08 December 2005

Nguyen, and Life, Revisited

By this point in time, some of my friends have expressed their ambivalence about Singapore's hanging of Ngyuen tuong Van last week (he was convicted of heroin smuggling). Their argument is sound: they personally don't feel one way or the other about Nguyen himself, and they don't necessarily agree that Australia should interfere with Singapore's handling of the crime committed on their turf.

And look, I feel really bad for his family's suffering, but I'm not really attached to this specific incident one way or the other. However, I do want to kick off a conversation about life and how we respect it (or don't) in general. Here is my argument:

First, I do know that we're all well-meaning people (I will also extend this assumption to everyone reading this), and as such, we don't want to see reckless mistreatment of life. We generally don't support wars (or violence in general) except as a last resort.

Second, had the punishment not "fit" the crime, for instance, if Nguyen had been hung for littering or chewing gum (both are crimes in Singapore), everyone would have been outraged.

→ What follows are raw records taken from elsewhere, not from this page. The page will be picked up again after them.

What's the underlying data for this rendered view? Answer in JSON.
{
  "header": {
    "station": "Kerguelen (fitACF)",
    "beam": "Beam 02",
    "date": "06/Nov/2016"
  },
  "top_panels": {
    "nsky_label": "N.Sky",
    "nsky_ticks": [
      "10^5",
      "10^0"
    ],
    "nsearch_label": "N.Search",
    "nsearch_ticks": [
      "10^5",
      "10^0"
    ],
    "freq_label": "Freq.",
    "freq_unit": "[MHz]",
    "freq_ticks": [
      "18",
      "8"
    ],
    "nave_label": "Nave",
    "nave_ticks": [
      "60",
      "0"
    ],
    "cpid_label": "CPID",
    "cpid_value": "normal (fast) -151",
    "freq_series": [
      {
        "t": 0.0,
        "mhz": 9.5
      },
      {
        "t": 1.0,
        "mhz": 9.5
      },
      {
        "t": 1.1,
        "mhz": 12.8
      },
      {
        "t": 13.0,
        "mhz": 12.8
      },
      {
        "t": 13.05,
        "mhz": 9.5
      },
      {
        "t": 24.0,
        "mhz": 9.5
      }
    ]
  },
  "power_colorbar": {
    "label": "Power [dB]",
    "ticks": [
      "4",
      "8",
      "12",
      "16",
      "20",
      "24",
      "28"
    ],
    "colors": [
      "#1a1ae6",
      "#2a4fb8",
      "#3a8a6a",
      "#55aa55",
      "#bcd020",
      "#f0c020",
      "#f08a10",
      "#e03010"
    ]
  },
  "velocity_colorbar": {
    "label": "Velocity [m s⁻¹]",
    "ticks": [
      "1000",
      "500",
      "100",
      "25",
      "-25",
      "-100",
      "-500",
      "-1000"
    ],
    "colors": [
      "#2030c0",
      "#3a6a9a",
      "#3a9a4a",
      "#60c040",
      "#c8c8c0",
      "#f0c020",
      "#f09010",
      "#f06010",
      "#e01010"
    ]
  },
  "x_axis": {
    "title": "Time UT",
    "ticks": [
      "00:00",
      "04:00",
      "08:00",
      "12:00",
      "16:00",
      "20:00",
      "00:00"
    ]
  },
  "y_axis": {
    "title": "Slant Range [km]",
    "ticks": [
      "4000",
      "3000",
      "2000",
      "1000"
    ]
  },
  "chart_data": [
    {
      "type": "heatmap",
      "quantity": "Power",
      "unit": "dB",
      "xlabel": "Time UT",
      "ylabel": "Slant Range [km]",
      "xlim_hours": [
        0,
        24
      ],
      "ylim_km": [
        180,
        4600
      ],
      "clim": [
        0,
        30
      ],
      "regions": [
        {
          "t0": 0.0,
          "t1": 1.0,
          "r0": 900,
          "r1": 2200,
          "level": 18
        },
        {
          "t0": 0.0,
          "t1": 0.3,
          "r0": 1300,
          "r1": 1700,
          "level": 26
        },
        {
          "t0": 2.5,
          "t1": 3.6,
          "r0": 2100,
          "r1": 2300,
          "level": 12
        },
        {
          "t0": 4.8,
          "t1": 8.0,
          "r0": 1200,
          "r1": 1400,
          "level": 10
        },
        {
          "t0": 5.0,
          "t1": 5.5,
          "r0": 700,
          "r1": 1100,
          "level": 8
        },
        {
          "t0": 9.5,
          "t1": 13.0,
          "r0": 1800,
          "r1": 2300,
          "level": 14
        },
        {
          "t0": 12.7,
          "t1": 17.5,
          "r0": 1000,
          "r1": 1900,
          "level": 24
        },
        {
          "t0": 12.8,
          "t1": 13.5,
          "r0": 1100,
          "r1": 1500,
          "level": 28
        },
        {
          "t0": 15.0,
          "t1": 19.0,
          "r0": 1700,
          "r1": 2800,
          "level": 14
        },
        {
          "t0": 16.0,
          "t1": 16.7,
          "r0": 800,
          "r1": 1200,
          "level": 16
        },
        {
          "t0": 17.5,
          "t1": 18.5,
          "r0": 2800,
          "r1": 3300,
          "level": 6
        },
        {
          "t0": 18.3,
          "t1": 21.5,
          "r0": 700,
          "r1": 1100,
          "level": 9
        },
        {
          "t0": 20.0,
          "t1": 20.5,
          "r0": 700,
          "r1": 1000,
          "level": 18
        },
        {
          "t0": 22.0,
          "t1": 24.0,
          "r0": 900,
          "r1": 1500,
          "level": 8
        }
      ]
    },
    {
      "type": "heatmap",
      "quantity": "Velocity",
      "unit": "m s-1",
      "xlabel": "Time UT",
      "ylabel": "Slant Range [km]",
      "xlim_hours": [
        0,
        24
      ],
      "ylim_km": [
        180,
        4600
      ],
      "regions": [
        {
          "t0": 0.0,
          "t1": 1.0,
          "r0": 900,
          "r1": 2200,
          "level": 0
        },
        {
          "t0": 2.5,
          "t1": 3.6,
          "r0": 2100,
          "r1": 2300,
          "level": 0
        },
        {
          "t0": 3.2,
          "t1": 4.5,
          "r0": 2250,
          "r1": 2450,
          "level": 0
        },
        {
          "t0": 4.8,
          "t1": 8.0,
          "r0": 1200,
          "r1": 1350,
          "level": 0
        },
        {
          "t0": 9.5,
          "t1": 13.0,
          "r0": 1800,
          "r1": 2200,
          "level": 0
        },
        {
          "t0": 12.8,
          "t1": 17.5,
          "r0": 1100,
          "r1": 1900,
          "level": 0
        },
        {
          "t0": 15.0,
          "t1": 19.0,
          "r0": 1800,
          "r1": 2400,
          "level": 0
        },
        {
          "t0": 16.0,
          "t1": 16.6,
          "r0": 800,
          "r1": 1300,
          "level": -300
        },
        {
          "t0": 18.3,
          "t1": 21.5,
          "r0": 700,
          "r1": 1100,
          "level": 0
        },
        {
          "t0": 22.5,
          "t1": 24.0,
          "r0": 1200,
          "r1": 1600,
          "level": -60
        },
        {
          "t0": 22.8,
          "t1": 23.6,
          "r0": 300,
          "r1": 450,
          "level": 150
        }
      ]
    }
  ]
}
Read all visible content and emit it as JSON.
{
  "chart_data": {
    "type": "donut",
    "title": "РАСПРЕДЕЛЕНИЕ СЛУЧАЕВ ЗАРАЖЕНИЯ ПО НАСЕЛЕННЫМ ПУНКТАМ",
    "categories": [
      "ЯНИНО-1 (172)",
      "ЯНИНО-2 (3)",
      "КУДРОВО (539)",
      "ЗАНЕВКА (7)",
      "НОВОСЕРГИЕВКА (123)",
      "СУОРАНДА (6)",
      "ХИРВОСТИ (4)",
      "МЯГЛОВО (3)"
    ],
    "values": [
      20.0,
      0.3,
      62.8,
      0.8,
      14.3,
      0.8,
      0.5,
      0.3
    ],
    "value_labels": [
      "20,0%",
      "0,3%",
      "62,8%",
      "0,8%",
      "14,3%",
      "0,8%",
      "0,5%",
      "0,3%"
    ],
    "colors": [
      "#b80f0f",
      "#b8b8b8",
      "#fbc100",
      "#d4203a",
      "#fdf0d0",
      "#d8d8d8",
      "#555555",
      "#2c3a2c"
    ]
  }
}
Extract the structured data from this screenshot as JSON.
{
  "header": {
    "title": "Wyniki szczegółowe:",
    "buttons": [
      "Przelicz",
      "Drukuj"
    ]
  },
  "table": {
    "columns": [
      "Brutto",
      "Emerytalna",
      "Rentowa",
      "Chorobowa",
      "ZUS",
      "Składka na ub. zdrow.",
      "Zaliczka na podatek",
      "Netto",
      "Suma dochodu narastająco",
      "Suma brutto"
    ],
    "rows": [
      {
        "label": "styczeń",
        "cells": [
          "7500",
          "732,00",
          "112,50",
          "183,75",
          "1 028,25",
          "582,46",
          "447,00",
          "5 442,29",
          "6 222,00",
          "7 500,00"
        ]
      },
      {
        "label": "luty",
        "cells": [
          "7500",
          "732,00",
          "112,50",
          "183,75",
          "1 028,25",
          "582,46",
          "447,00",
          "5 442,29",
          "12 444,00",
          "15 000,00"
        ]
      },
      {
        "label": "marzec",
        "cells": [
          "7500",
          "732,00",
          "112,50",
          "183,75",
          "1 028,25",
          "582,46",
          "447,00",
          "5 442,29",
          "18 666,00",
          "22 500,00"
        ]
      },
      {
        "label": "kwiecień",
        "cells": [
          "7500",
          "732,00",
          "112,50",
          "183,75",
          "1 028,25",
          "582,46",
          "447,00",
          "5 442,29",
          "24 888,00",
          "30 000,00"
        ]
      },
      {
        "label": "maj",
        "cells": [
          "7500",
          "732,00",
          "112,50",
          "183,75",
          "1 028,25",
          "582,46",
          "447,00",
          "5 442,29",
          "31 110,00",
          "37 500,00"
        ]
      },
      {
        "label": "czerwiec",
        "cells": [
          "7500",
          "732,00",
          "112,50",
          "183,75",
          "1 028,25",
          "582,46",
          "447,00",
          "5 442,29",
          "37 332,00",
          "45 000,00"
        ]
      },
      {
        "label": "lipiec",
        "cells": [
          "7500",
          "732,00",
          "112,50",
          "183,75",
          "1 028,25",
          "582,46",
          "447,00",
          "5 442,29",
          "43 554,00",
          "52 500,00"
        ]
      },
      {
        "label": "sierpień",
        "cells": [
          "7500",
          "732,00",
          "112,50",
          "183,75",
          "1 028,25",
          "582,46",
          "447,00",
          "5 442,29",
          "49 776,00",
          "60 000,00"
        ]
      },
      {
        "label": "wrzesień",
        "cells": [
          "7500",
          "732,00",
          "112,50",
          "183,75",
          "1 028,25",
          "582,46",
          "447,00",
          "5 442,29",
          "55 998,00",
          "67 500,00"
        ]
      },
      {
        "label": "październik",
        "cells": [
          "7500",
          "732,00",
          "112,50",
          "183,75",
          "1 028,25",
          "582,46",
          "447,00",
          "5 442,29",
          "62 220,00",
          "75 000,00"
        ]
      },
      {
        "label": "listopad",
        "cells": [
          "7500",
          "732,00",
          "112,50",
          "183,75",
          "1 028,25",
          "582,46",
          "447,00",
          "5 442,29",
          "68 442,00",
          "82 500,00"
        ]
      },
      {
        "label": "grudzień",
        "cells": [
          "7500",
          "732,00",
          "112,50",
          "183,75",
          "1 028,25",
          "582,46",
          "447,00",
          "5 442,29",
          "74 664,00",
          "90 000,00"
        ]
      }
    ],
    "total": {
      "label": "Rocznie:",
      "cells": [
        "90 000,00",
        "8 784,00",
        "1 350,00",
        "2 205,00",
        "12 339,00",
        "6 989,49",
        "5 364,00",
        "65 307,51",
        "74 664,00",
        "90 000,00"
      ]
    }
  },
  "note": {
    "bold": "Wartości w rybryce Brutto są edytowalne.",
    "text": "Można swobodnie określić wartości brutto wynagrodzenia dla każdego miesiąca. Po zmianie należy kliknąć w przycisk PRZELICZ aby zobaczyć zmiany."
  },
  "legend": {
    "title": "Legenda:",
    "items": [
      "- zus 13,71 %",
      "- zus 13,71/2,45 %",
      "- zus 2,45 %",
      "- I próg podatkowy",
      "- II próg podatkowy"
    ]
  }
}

However, I think it's a matter of degree. Hear me out:

I didn't support the war in Iraq. I didn't buy the White House's arguments that Saddam was still much of a threat: I was up-to-date on all the arguments and I knew that the U.N. had largely disarmed him. I also knew that the U.N. required that Iraq report on its weapons programs and I knew that the White House heavily edited this report before releasing it to the rest of the U.N. council. (The White House used the report's "incompleteness" at the time as justification for the attack, so I really didn't trust Bush and pals. They appeared to be lying, and history has now shown that they were.)

But the primary reason I did not support the war in Iraq was that I have two nephews of miltary age whom I love dearly. I could not sacrifice either of them to stop Saddam. Given my refusal to send my loved ones to war, I had no right to sacrifice other people's loved ones.

And this is the crux of my position on Nguyen: there is no one I would punish by capital punishment, so I cannot support it. And if it were someone I loved, I would want everyone to help me stand up against it, since I could not do it alone.

And that is why I stood up for Nguyen.

5 Comments:

Blogger Rachel said...

Hi Elissa,

I'm one of the ambivalents. The issue for me is that in this world there are so many people dying due to circumstances completely beyond their control that it is hard for me to get as worked up about someone who dies as a result of his own choice and action. My heart cries out for so many anonymous people but for Nguyen I just can't help but think 'you were the idiot who decided to smuggle drugs'. I think if this were more about the death penalty in Singapore in general I might get more worked up, but then again, I'm not sure whether it is our role to force another sovereign nation to change its laws. And then I wonder why I feel so callously when really I don't think anyone should be eternally punished for a stupid mistake.

11:10 am  
Anonymous Ingrid said...

I am against capital punishment. However I have to agree with Rachel in that eveyone knows there's the death penalty for drug smuggling in Singapore, and if you're silly enough to do it anyway then you just have to cop the punishment.
On the other hand, I do this its sexist that Nguyen got barely any press until right at the end, while the two chicks up on drug charges got heaps of coverage.
And if we're going to do something about capital punishment, then surely we need to be looking at all the contries that have it, not just Singapore.
The other thing is that while I agree that it would be good for Singapore to change their laws, I'm not going to blame the people of Singapore for their laws because I would hate to be blamed for the stupid laws that our government have just passed.

5:30 pm  
Blogger elissa feit said...

Absolutly. If the people were blamed, then I would have to cop it for both the US and the Australian laws. 8-)

7:33 am  
Anonymous Shane said...

Side note: it's been reported that Nguyen was carrying 26,000 hits of heroin. According to a Sydney Morning Herald piece the 400 grams Nguyen had makes maybe 2000 hits. A very different figure.

"..the idiot who decided.." "..silly enough to do it anyway..".

Wow. just, Wow. Can't find words for my response to this view but it *does* make me ask.

That Nguyen was paying a debt [for his brother]. Do people not believe his claim there, or does it not make a difference? I'm surprised to find that for me it makes his action somehow noble. Other people don't seem to think so.

Ing: Is someone blaming Singaporeans? I've not heard it. I hate being blamed for Australia's stupid laws too but I don't want friends overseas to stop calling me on it, and I say I'm trying to change them as best I know how.

1:43 pm  
Blogger elissa feit said...

Hi Shane,

Thanks for posting that. The number of doses certainly makes a difference to my understanding. 26,000 is a lot of lives potentially harmed. 2,000 is a lot less. 100 regular users for 1 year's supply. And it's a crime for which he would theoretically be jailed and then released while he still a young man. He would have a life ahead of him still.

The irony is that the drugs were never slated for Singapore. And Nguyen was convicted and punished as if his crime could have in any way affected Singapore.

My goal in these posts has simply been to figure out where we do and don't respect life for its own sake,.

I've lost loved ones. I felt just awful for his mum.